KP: I would never rule any words out! But as usual, context is hugely important. The vocabulary needs to make sense within the world and logic of the poem.
JT: Can you tell us a little more about Oulipian writing? And who are some of your favourite poets and poems we should be looking out for?
KP: OULIPO stands for Ouvroir de Litterature Potentielle (or workshop of potential literature). It was a movement founded in 1960 by a mathematician, Francois de Lionnais, and a writer, Raymond Queneau. They aimed to create new literature using predetermined formulas and procedures to choose and arrange the words. One of the most famous of these procedures is N+7, where you take a poem or text that already exists and substitute every noun for the noun listed seven nouns further on in the dictionary. You can have a go at this using The N+7 Machine here: http://www.spoonbill.org/n+7/.

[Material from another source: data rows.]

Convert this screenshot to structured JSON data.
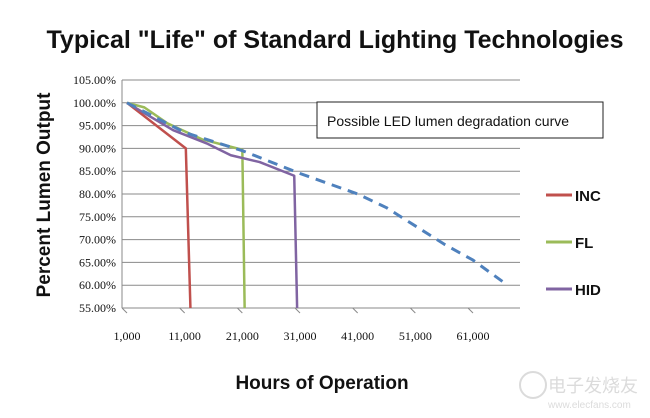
{
  "chart_data": {
    "type": "line",
    "title": "Typical \"Life\" of Standard Lighting Technologies",
    "xlabel": "Hours of Operation",
    "ylabel": "Percent Lumen Output",
    "xlim": [
      1000,
      68000
    ],
    "ylim": [
      55,
      105
    ],
    "x_ticks": [
      "1,000",
      "11,000",
      "21,000",
      "31,000",
      "41,000",
      "51,000",
      "61,000"
    ],
    "x_tick_values": [
      1000,
      11000,
      21000,
      31000,
      41000,
      51000,
      61000
    ],
    "y_ticks": [
      "105.00%",
      "100.00%",
      "95.00%",
      "90.00%",
      "85.00%",
      "80.00%",
      "75.00%",
      "70.00%",
      "65.00%",
      "60.00%",
      "55.00%"
    ],
    "y_tick_values": [
      105,
      100,
      95,
      90,
      85,
      80,
      75,
      70,
      65,
      60,
      55
    ],
    "grid": "horizontal",
    "legend_placement": "right",
    "annotation": "Possible LED lumen degradation curve",
    "series": [
      {
        "name": "INC",
        "color": "#c0504d",
        "style": "solid",
        "points": [
          [
            1000,
            100
          ],
          [
            11200,
            90
          ],
          [
            12000,
            55
          ]
        ]
      },
      {
        "name": "FL",
        "color": "#9bbb59",
        "style": "solid",
        "points": [
          [
            1000,
            100
          ],
          [
            4000,
            99
          ],
          [
            8000,
            95.5
          ],
          [
            14000,
            92
          ],
          [
            21000,
            89.7
          ],
          [
            21400,
            55
          ]
        ]
      },
      {
        "name": "HID",
        "color": "#8064a2",
        "style": "solid",
        "points": [
          [
            1000,
            100
          ],
          [
            9000,
            94
          ],
          [
            15000,
            91
          ],
          [
            19000,
            88.5
          ],
          [
            24000,
            87
          ],
          [
            30000,
            84
          ],
          [
            30500,
            55
          ]
        ]
      },
      {
        "color": "#4f81bd",
        "style": "dashed",
        "points": [
          [
            1000,
            100
          ],
          [
            11000,
            93.5
          ],
          [
            21000,
            89.5
          ],
          [
            31000,
            84.5
          ],
          [
            41000,
            80
          ],
          [
            46000,
            77
          ],
          [
            51000,
            73
          ],
          [
            56000,
            69
          ],
          [
            61000,
            65.5
          ],
          [
            67000,
            60
          ]
        ]
      }
    ]
  },
  "watermark": {
    "text_cn": "电子发烧友",
    "url": "www.elecfans.com"
  }
}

Haryette Mullen’s Sleeping With the Dictionary and Christian Bok’s Eunoia both use Oulipan constraints. I’m also really interested in the work of Jackson MacLow, who uses lots of procedures in his poetry, some of them dictionary-related. Whether or not you like the idea of giving up the composition of your poem to the relative randomness of a predetermined constraint, I think this sort of writing can encourage us to think about how language functions, and can also help to generate some really surreal, strange new ideas and new work.

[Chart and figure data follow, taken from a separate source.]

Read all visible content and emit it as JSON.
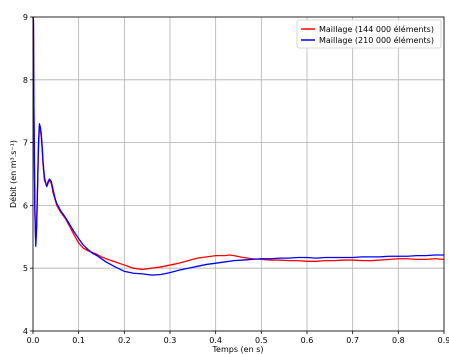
{
  "chart_data": {
    "type": "line",
    "title": "",
    "xlabel": "Temps (en s)",
    "ylabel": "Débit (en m³.s⁻¹)",
    "xlim": [
      0,
      0.9
    ],
    "ylim": [
      4,
      9
    ],
    "x_ticks": [
      "0.0",
      "0.1",
      "0.2",
      "0.3",
      "0.4",
      "0.5",
      "0.6",
      "0.7",
      "0.8",
      "0.9"
    ],
    "y_ticks": [
      "4",
      "5",
      "6",
      "7",
      "8",
      "9"
    ],
    "grid": true,
    "legend_position": "top-right",
    "series": [
      {
        "name": "Maillage (144 000 éléments)",
        "color": "#ff0000",
        "x": [
          0.0,
          0.001,
          0.002,
          0.004,
          0.006,
          0.008,
          0.01,
          0.012,
          0.014,
          0.016,
          0.018,
          0.02,
          0.022,
          0.025,
          0.028,
          0.03,
          0.033,
          0.036,
          0.04,
          0.044,
          0.048,
          0.052,
          0.056,
          0.06,
          0.065,
          0.07,
          0.08,
          0.09,
          0.1,
          0.11,
          0.12,
          0.13,
          0.14,
          0.15,
          0.16,
          0.18,
          0.2,
          0.22,
          0.24,
          0.26,
          0.28,
          0.3,
          0.32,
          0.34,
          0.36,
          0.38,
          0.4,
          0.42,
          0.43,
          0.44,
          0.46,
          0.48,
          0.5,
          0.52,
          0.54,
          0.56,
          0.58,
          0.6,
          0.62,
          0.64,
          0.66,
          0.68,
          0.7,
          0.72,
          0.74,
          0.76,
          0.78,
          0.8,
          0.82,
          0.84,
          0.86,
          0.88,
          0.9
        ],
        "values": [
          9.0,
          8.9,
          7.4,
          5.9,
          5.4,
          5.7,
          6.3,
          6.9,
          7.25,
          7.2,
          7.1,
          6.9,
          6.65,
          6.4,
          6.35,
          6.3,
          6.35,
          6.4,
          6.35,
          6.2,
          6.1,
          6.0,
          5.95,
          5.9,
          5.85,
          5.8,
          5.67,
          5.53,
          5.4,
          5.32,
          5.28,
          5.25,
          5.22,
          5.18,
          5.15,
          5.1,
          5.05,
          5.0,
          4.98,
          5.0,
          5.02,
          5.05,
          5.08,
          5.12,
          5.16,
          5.18,
          5.2,
          5.2,
          5.21,
          5.2,
          5.17,
          5.15,
          5.14,
          5.13,
          5.13,
          5.12,
          5.12,
          5.11,
          5.11,
          5.12,
          5.12,
          5.13,
          5.13,
          5.12,
          5.12,
          5.13,
          5.14,
          5.15,
          5.15,
          5.14,
          5.14,
          5.15,
          5.14
        ]
      },
      {
        "name": "Maillage (210 000 éléments)",
        "color": "#0000ff",
        "x": [
          0.0,
          0.001,
          0.002,
          0.004,
          0.006,
          0.008,
          0.01,
          0.012,
          0.014,
          0.016,
          0.018,
          0.02,
          0.022,
          0.025,
          0.028,
          0.03,
          0.033,
          0.036,
          0.04,
          0.044,
          0.048,
          0.052,
          0.056,
          0.06,
          0.065,
          0.07,
          0.08,
          0.09,
          0.1,
          0.11,
          0.12,
          0.13,
          0.14,
          0.15,
          0.16,
          0.18,
          0.2,
          0.22,
          0.24,
          0.26,
          0.28,
          0.3,
          0.32,
          0.34,
          0.36,
          0.38,
          0.4,
          0.42,
          0.44,
          0.46,
          0.48,
          0.5,
          0.52,
          0.54,
          0.56,
          0.58,
          0.6,
          0.62,
          0.64,
          0.66,
          0.68,
          0.7,
          0.72,
          0.74,
          0.76,
          0.78,
          0.8,
          0.82,
          0.84,
          0.86,
          0.88,
          0.9
        ],
        "values": [
          9.0,
          8.95,
          7.6,
          6.0,
          5.35,
          5.65,
          6.3,
          7.0,
          7.3,
          7.25,
          7.15,
          6.95,
          6.7,
          6.45,
          6.35,
          6.3,
          6.38,
          6.42,
          6.38,
          6.25,
          6.12,
          6.03,
          5.98,
          5.92,
          5.87,
          5.82,
          5.7,
          5.58,
          5.47,
          5.37,
          5.3,
          5.24,
          5.2,
          5.15,
          5.1,
          5.02,
          4.95,
          4.92,
          4.91,
          4.89,
          4.9,
          4.93,
          4.97,
          5.0,
          5.03,
          5.06,
          5.08,
          5.1,
          5.12,
          5.13,
          5.14,
          5.15,
          5.15,
          5.16,
          5.16,
          5.17,
          5.17,
          5.16,
          5.17,
          5.17,
          5.17,
          5.17,
          5.18,
          5.18,
          5.18,
          5.19,
          5.19,
          5.19,
          5.2,
          5.2,
          5.21,
          5.21
        ]
      }
    ]
  }
}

JT: We hear you’ve just finished your PhD. Congratulations! Can you tell us a little about it? (Or do you never want to think of it again?)
KP: Thanks very much! I’ve passed the viva now but I still have some (minor) corrections to write. My PhD is a critical and creative writing PhD on the multi-voice poetic radio play. I’ve developed a model of the multi-voice poetic radio play as a distinct sub-genre that functions differently to prose drama, or to single voice radio poetry. Some key influences I’ve written about are the oral epic (the Odyssey in particular), a mythic trope known as nekuian katabasis – in which the hero consults their dead ancestors, and the radio feature, which developed out of radio news and documentary and was initially particularly concerned with representing the voices and experiences of the listeners. The plays I studied are all interested in how communities are constructed and maintained through language. I also wrote my own radio play script, in which one of the characters is a dictionary.

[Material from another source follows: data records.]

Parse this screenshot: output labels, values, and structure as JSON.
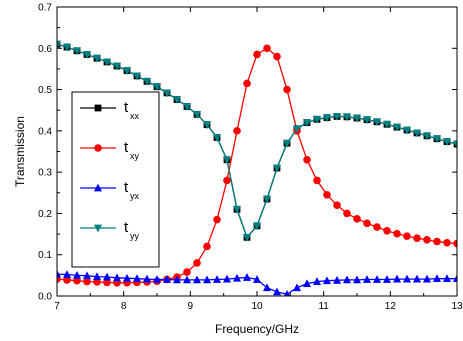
{
  "chart_data": {
    "type": "line",
    "xlabel": "Frequency/GHz",
    "ylabel": "Transmission",
    "xlim": [
      7,
      13
    ],
    "ylim": [
      0.0,
      0.7
    ],
    "xticks": [
      7,
      8,
      9,
      10,
      11,
      12,
      13
    ],
    "yticks": [
      0.0,
      0.1,
      0.2,
      0.3,
      0.4,
      0.5,
      0.6,
      0.7
    ],
    "grid": false,
    "legend_position": "left-middle",
    "x": [
      7.0,
      7.15,
      7.3,
      7.45,
      7.6,
      7.75,
      7.9,
      8.05,
      8.2,
      8.35,
      8.5,
      8.65,
      8.8,
      8.95,
      9.1,
      9.25,
      9.4,
      9.55,
      9.7,
      9.85,
      10.0,
      10.15,
      10.3,
      10.45,
      10.6,
      10.75,
      10.9,
      11.05,
      11.2,
      11.35,
      11.5,
      11.65,
      11.8,
      11.95,
      12.1,
      12.25,
      12.4,
      12.55,
      12.7,
      12.85,
      13.0
    ],
    "series": [
      {
        "name": "t",
        "sub": "xx",
        "color": "#000000",
        "marker": "square",
        "values": [
          0.61,
          0.603,
          0.594,
          0.585,
          0.576,
          0.567,
          0.557,
          0.546,
          0.533,
          0.52,
          0.507,
          0.492,
          0.476,
          0.459,
          0.44,
          0.415,
          0.384,
          0.33,
          0.21,
          0.142,
          0.17,
          0.235,
          0.31,
          0.37,
          0.405,
          0.42,
          0.428,
          0.432,
          0.435,
          0.434,
          0.431,
          0.427,
          0.422,
          0.416,
          0.409,
          0.402,
          0.395,
          0.388,
          0.381,
          0.374,
          0.368
        ]
      },
      {
        "name": "t",
        "sub": "xy",
        "color": "#ff0000",
        "marker": "circle",
        "values": [
          0.041,
          0.039,
          0.037,
          0.035,
          0.034,
          0.033,
          0.032,
          0.032,
          0.033,
          0.034,
          0.036,
          0.04,
          0.046,
          0.058,
          0.08,
          0.12,
          0.185,
          0.28,
          0.4,
          0.515,
          0.585,
          0.6,
          0.58,
          0.5,
          0.4,
          0.33,
          0.28,
          0.245,
          0.22,
          0.2,
          0.187,
          0.176,
          0.167,
          0.158,
          0.151,
          0.145,
          0.14,
          0.136,
          0.132,
          0.129,
          0.127
        ]
      },
      {
        "name": "t",
        "sub": "yx",
        "color": "#0000ff",
        "marker": "triangle-up",
        "values": [
          0.053,
          0.052,
          0.05,
          0.049,
          0.047,
          0.046,
          0.044,
          0.043,
          0.042,
          0.041,
          0.04,
          0.04,
          0.039,
          0.039,
          0.039,
          0.039,
          0.04,
          0.041,
          0.043,
          0.045,
          0.04,
          0.02,
          0.01,
          0.004,
          0.02,
          0.03,
          0.035,
          0.037,
          0.038,
          0.039,
          0.039,
          0.04,
          0.04,
          0.04,
          0.041,
          0.041,
          0.041,
          0.041,
          0.042,
          0.042,
          0.042
        ]
      },
      {
        "name": "t",
        "sub": "yy",
        "color": "#008080",
        "marker": "triangle-down",
        "values": [
          0.61,
          0.603,
          0.594,
          0.585,
          0.576,
          0.567,
          0.557,
          0.546,
          0.533,
          0.52,
          0.507,
          0.492,
          0.476,
          0.459,
          0.44,
          0.415,
          0.384,
          0.33,
          0.21,
          0.142,
          0.17,
          0.235,
          0.31,
          0.37,
          0.405,
          0.42,
          0.428,
          0.432,
          0.435,
          0.434,
          0.431,
          0.427,
          0.422,
          0.416,
          0.409,
          0.402,
          0.395,
          0.388,
          0.381,
          0.374,
          0.368
        ]
      }
    ]
  }
}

JT: Your debut collection was published in 2011. Have you come out of the PhD with lots of creative work for a new book?
KP: I was writing a radio play script rather than a poetry collection, so I’ m hoping that the play will be produced at some point. I was studying part-time for my PhD and I’ve managed to find some time in between working and studying to write individual poems too. I’m going to include some reworked excerpts from the play script in the new collection, which is due to be published in 2018. There are also a few dictionary poems, and quite a few poems that focus on voice and voices. The PhD has been a really useful way of thinking about what it is I’m trying to do more generally in my poetry, as well as exploring radio poetry.
Kate Potts is a London-based poet and lecturer. Her pamphlet Whichever Music (tall-lighthouse, 2008) was a PBS Choice and was shortlisted for a Michael Marks Award. Her first full-length collection is Pure Hustle (Bloodaxe, 2011). Kate teaches for Oxford University, Royal Holloway and The Poetry School.